A grimy lo-fi celebration of the outsider, FUNNY PAGES sees first-time feature filmmaker Owen Kline draw comic influence from cult indie favourites AMERICAN SPLENDOR and GHOST WORLD. Darkly funny, this off-kilter coming-of-age story tells the tale of Robert, a New Jersey teenager and amateur cartoonist who finds himself lost and searching for creative inspiration when he is suddenly left without the guidance of his trusted mentor.

Robert, portrayed with an effortless cool by EIGHTH GRADE star Daniel Zolghadri, sketches out a path of self-destruction. Desperate for a way out of his artistic deadlock, he quits high school and leaves the monotony of his suburban family home for a mattress in a squalid sweat-lined bedsit and a stiflingly mundane admin job in the zany district attorney’s office. In these comedically bad-taste spaces, he comes across Wallace (Matthew Maher) amongst a slew of other quirky outsiders. A defendant up on an assault charge, Wallace’s history as a comic book colour corrector offers Robert the possibility of creative eutopia for which he is looking.

“The comic-book fanaticism of FUNNY PAGES and its director shows in the heart of the film and its form. Kline has chosen to keep the film’s aesthetic firmly rooted in the culture by shooting on grainy 16mm film stock, giving the images a textured quality and presence reminiscent of the comic-book page.”

Like many of the characters in FUNNY PAGES, Wallace feels like he has festered under the hand of Robert Crumb.

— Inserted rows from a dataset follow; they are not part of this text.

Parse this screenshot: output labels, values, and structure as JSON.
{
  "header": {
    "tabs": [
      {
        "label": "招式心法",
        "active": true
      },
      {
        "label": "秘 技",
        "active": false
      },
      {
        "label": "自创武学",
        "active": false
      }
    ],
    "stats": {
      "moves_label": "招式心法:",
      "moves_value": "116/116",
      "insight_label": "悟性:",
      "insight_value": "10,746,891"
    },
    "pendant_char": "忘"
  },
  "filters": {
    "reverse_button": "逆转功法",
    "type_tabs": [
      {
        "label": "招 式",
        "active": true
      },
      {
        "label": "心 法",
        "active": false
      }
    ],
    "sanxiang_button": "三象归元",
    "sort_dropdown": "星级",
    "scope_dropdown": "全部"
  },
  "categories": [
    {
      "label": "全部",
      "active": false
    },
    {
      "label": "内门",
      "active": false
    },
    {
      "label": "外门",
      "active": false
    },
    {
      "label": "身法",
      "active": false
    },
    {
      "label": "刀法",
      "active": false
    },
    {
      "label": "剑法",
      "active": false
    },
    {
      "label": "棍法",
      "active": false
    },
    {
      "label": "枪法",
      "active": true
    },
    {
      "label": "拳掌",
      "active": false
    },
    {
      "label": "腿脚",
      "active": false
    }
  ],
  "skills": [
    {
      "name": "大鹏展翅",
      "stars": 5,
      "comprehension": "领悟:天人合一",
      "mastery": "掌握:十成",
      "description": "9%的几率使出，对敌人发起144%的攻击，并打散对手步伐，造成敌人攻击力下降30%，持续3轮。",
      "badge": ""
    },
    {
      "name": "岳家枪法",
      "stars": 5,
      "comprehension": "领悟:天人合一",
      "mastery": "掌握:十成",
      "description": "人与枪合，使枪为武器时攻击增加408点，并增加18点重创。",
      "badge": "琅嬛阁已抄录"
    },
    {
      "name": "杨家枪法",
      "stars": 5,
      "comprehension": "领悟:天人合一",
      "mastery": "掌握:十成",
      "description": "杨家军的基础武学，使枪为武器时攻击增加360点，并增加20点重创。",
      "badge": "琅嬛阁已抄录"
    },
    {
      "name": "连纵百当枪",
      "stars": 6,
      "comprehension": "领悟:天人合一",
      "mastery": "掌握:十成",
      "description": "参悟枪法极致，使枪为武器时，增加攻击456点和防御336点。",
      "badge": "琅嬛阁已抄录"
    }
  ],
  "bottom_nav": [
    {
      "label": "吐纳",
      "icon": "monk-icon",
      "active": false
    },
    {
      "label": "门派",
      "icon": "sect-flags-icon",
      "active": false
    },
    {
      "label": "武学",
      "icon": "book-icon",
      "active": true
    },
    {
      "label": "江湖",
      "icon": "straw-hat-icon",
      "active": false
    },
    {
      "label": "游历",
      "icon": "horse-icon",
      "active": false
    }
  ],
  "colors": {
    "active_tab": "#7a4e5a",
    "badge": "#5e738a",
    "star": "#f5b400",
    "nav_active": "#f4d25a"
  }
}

Belligerent and overbearing, he is an unstable runaway train that the boundaries of social acceptability cannot pen in. He is an exaggerated doom-filled creation whose volatility furthers the narrative by looming over his and Robert’s friendship like a thundercloud of dread. Although Kline undoubtedly encourages us to find humour in the world and its characters, FUNNY PAGES never feels exploitative. There are moments of tenderness and togetherness between his characters that highlight Kline’s care and affection for the community from which he has emerged.

The comic-book fanaticism of FUNNY PAGES and its director shows in the heart of the film and its form. Kline has chosen to keep the film’s aesthetic firmly rooted in the culture by shooting on grainy 16mm film stock, giving the images a textured quality and presence reminiscent of the comic-book page. It is an inspired creative choice that answers a question repeatedly asked by Robert and his peers throughout FUNNY PAGES: when producing work, should the focus be on soul or form? FUNNY PAGES shows that the most entertaining and accomplished work confidently straddles both with spirit and technique.